N@N – Hanna Chuchvaha – Quiet Feminists

N@N – Hanna Chuchvaha – Quiet Feminists

April 11, 2024 12:00 pm

Event Details

Quiet Feminists: Craftswomen, Stitches and Collecting Female Crafts in the Late Russian Empire

In the patriarchal culture of the late Russian Empire, collecting, preserving and exhibiting art works was a preference suitable predominantly for men; however, in the second half of the nineteenth century, a new type of collector emerged. The women, both in the capitals and provinces, began collecting, exhibiting and promoting folk arts and crafts and needlework.

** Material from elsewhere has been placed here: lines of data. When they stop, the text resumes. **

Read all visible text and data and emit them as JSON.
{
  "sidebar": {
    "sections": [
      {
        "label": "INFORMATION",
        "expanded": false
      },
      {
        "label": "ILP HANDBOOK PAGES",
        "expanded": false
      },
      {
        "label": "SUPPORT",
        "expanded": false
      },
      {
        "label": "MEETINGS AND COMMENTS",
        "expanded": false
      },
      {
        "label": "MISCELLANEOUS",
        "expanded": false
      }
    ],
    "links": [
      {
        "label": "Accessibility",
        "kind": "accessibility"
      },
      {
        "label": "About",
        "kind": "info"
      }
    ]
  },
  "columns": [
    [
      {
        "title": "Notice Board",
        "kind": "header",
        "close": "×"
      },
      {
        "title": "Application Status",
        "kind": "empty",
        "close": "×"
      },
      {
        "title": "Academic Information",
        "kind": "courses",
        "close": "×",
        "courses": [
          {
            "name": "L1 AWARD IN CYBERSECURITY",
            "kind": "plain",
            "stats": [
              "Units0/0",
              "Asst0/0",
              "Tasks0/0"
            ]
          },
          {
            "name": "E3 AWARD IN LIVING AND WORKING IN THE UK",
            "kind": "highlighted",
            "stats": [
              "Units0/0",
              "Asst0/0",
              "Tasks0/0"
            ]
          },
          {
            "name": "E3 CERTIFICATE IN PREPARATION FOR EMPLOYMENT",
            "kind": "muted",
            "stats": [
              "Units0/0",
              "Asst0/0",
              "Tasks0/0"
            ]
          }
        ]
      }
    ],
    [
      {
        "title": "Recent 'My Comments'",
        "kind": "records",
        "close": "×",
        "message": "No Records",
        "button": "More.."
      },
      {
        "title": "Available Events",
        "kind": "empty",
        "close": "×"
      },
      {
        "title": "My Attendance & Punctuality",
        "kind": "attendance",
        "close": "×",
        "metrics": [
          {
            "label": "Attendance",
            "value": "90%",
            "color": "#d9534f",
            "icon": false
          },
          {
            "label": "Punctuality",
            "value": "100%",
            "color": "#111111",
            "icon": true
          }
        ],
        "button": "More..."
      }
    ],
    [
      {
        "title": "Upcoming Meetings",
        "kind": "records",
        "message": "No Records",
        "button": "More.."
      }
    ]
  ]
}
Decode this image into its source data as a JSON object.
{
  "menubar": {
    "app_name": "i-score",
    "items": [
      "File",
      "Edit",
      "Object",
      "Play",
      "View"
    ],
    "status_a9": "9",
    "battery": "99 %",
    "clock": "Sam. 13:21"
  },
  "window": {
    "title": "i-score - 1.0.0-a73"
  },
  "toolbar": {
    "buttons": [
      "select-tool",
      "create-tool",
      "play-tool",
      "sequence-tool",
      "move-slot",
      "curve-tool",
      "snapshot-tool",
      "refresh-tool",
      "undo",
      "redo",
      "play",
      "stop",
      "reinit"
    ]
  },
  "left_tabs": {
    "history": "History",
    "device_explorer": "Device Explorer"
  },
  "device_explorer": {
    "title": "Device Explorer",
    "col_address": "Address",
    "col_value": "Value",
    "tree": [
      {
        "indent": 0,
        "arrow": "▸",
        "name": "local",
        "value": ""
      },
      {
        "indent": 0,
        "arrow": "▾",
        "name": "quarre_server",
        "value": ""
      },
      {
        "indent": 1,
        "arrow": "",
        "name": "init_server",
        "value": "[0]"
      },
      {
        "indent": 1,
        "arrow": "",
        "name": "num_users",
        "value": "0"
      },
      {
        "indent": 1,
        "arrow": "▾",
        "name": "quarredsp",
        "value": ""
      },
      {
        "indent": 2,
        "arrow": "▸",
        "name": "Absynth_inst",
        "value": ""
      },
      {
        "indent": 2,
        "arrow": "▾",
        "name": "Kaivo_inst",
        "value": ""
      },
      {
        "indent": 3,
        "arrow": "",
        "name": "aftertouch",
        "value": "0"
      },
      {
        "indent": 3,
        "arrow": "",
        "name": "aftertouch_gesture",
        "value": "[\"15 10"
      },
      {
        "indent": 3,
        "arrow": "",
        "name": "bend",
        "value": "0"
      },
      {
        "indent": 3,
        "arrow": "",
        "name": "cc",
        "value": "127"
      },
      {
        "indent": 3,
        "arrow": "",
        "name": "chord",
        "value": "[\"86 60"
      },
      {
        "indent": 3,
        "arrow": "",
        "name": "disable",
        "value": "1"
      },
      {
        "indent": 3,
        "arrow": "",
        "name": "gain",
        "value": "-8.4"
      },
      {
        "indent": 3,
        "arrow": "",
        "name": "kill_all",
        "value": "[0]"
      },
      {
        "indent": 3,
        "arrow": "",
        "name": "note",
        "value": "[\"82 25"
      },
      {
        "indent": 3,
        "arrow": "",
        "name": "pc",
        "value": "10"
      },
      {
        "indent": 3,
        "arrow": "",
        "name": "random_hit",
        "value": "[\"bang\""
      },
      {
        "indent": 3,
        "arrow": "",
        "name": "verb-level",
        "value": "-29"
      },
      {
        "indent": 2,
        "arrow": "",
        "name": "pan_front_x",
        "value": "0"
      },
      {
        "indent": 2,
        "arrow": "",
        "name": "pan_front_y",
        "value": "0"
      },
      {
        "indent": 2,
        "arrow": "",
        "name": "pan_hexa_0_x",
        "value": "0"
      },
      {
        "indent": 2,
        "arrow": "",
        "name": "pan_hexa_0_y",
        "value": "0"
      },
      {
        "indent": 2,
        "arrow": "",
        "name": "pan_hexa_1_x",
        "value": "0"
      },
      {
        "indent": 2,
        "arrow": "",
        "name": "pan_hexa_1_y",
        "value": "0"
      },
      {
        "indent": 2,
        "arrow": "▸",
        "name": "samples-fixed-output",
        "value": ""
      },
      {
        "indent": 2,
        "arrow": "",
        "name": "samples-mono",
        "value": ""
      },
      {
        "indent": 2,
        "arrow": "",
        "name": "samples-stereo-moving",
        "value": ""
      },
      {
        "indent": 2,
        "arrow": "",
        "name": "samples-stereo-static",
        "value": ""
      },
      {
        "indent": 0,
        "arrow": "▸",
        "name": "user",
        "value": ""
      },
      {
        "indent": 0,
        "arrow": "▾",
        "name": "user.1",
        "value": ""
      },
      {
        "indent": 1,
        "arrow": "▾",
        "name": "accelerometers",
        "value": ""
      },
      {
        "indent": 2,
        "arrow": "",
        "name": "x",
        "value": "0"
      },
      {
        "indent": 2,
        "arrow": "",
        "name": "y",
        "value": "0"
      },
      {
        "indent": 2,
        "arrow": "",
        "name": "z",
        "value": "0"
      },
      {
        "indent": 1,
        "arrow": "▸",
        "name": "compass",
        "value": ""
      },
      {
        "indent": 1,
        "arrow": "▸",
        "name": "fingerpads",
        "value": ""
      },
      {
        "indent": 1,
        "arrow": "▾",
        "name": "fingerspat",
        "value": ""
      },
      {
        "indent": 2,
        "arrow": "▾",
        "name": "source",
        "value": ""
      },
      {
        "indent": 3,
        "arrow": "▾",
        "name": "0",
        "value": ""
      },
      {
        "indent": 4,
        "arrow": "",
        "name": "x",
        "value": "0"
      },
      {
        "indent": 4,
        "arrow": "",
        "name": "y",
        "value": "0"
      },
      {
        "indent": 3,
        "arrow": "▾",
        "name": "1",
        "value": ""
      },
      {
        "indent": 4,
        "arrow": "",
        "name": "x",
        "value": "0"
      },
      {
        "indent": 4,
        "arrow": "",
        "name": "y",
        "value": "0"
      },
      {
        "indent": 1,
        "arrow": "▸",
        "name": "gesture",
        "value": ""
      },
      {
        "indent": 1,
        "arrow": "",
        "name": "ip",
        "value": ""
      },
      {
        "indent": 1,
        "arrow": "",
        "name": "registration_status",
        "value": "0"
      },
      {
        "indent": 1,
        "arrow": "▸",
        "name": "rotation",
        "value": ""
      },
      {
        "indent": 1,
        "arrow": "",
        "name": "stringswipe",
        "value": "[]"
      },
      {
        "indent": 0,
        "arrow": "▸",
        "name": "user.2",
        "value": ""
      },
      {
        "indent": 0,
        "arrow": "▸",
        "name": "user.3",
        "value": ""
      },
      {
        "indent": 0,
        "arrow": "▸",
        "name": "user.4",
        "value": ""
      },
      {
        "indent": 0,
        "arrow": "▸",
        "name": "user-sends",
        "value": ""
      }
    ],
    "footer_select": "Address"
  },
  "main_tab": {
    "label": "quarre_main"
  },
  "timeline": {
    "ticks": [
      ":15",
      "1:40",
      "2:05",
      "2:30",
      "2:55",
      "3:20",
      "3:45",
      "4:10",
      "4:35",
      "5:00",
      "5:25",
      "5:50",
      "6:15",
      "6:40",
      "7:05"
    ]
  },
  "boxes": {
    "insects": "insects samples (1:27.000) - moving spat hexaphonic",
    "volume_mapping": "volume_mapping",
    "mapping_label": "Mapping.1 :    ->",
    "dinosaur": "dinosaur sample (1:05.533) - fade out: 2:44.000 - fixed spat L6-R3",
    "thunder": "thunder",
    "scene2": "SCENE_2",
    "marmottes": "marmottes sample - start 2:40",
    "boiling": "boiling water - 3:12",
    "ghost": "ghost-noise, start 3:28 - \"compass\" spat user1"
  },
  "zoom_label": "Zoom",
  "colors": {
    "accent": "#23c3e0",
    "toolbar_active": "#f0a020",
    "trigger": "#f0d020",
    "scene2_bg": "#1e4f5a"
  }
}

The paper analyzes the specific female collectors’ focus on objects associated with women, their pastimes, domesticity and femininity understood as an expression of both self and group identity. It examines women-collectors as active subjects involved in material production, preservation of textiles and communication with the public and consumers.

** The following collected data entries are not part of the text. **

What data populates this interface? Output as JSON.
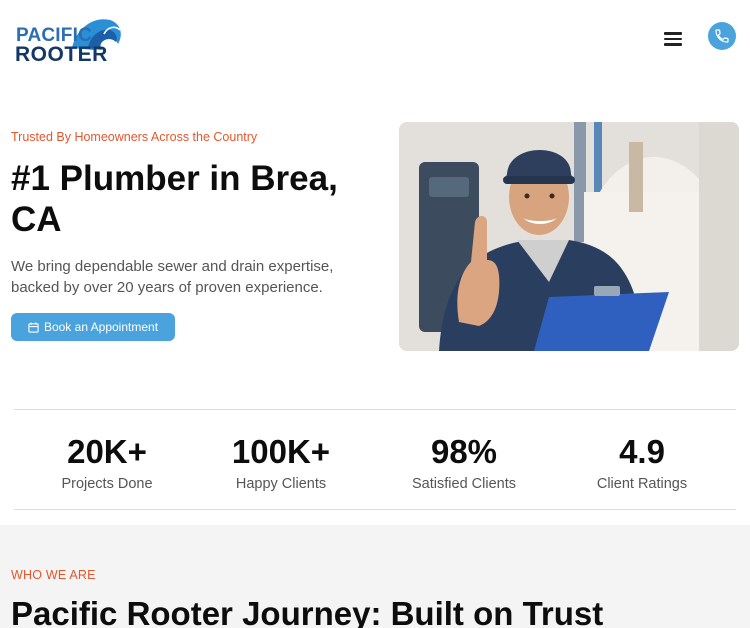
{
  "brand": {
    "logo_line1": "PACIFIC",
    "logo_line2": "ROOTER",
    "primary_color": "#4aa3dd",
    "navy_color": "#143866",
    "accent_color": "#e4572e"
  },
  "header": {
    "menu_icon": "hamburger-menu-icon",
    "phone_icon": "phone-icon"
  },
  "hero": {
    "eyebrow": "Trusted By Homeowners Across the Country",
    "title": "#1 Plumber in Brea, CA",
    "description": "We bring dependable sewer and drain expertise, backed by over 20 years of proven experience.",
    "cta_label": "Book an Appointment",
    "cta_icon": "calendar-icon",
    "image_alt": "Smiling plumber in cap giving thumbs up holding clipboard"
  },
  "stats": [
    {
      "value": "20K+",
      "label": "Projects Done"
    },
    {
      "value": "100K+",
      "label": "Happy Clients"
    },
    {
      "value": "98%",
      "label": "Satisfied Clients"
    },
    {
      "value": "4.9",
      "label": "Client Ratings"
    }
  ],
  "who": {
    "kicker": "WHO WE ARE",
    "title": "Pacific Rooter Journey: Built on Trust"
  }
}
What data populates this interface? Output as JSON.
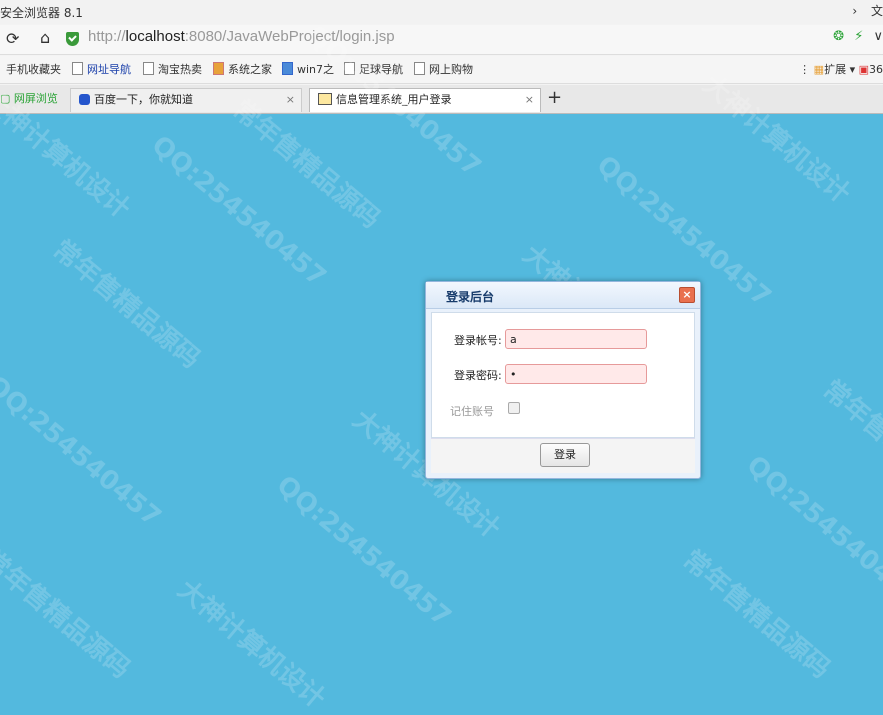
{
  "window": {
    "title": "安全浏览器 8.1",
    "controls": [
      "›",
      "文"
    ]
  },
  "nav": {
    "url_prefix": "http://",
    "url_host": "localhost",
    "url_rest": ":8080/JavaWebProject/login.jsp",
    "right_icons": [
      "❂",
      "⚡",
      "∨"
    ]
  },
  "bookmarks": {
    "items": [
      "手机收藏夹",
      "网址导航",
      "淘宝热卖",
      "系统之家",
      "win7之",
      "足球导航",
      "网上购物"
    ],
    "extension": "扩展",
    "extension_extra": "36"
  },
  "tabs": [
    {
      "label": "网屏浏览"
    },
    {
      "label": "百度一下，你就知道"
    },
    {
      "label": "信息管理系统_用户登录"
    }
  ],
  "tab_close": "×",
  "tab_new": "+",
  "watermarks": [
    "QQ:254540457",
    "常年售精品源码",
    "大神计算机设计"
  ],
  "dialog": {
    "title": "登录后台",
    "close": "×",
    "account_label": "登录帐号:",
    "account_value": "a",
    "password_label": "登录密码:",
    "password_value": "•",
    "remember_label": "记住账号",
    "login_button": "登录"
  },
  "colors": {
    "background": "#53b9de",
    "dialog_header": "#dbe8f7",
    "input_error": "#ffe9e9"
  }
}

Hanna Chuchvaha is a scholar of the history of East European art, design, and visual culture with a focus on several fields, such as print culture, word and image, women art collectors, and post-Chornobyl art of trauma. She teaches at the School of Languages, Linguistics, Literatures and Cultures (University of Calgary). Her first book, Art Periodical Culture in Late Imperial Russia (1898–1917): Print Modernism in Transition, was published by Brill in 2016. Currently she is working on two projects, a monograph devoted to women collectors and patrons in the late Russian Empire, which was awarded by SSHRC, and on a co-edited (with Alla Myzelev, SUNY Geneseo) volume, Challenging imperial narratives through visual art and material culture in Eastern Europe and Eurasia from 1760 to the present. She is Adjunct Assistant Professor in the School of Languages, Linguistics, Literatures and Culture. An additional link to more information can be found here: https://slllc.ucalgary.ca/profiles/1-9170035

Free, everyone welcome

Held in person, in the Gallery Hall, ground floor Taylor Family Digital Library (adjacent to Nickle Galleries).

Cover of the first edition of Olha Kosach (Olena Pchilka), Ukrainskii narodnyi ornament. Vyshivki, tkani, pisanki. Sobrala i privela v sistemu O.P. Kosacheva (Kiev: S. V. Kul’zhenko, 1876). Courtesy of the Museum of Lesia Ukrainka in Kyiv. Photograph by Tetiana Serebrennikova.

 

Folk embroidery from Smolensk region, executed under direction of Princess Maria Tenisheva, color photograph, printed in Broderies des Paysannes de Smolensk exécutées sous la direction de la princesse Marie Ténichev (Paris: Librairie Centrale des Beaux-Arts; Chicago: G. Broes van Dort Co., sole agents in the U.S.A., 1908). Courtesy of the University of Wisconsin-Madison Libraries. Photograph by Hanna Chuchvaha.

 

A photograph of a lacemaker from Sofiia Davydova, Russkoe kruzhevo i kruzhevnitsy (St. Petersburg: Tip. A. S. Suvorina, 1892). Courtesy of the Hoover Institution Library and Archives.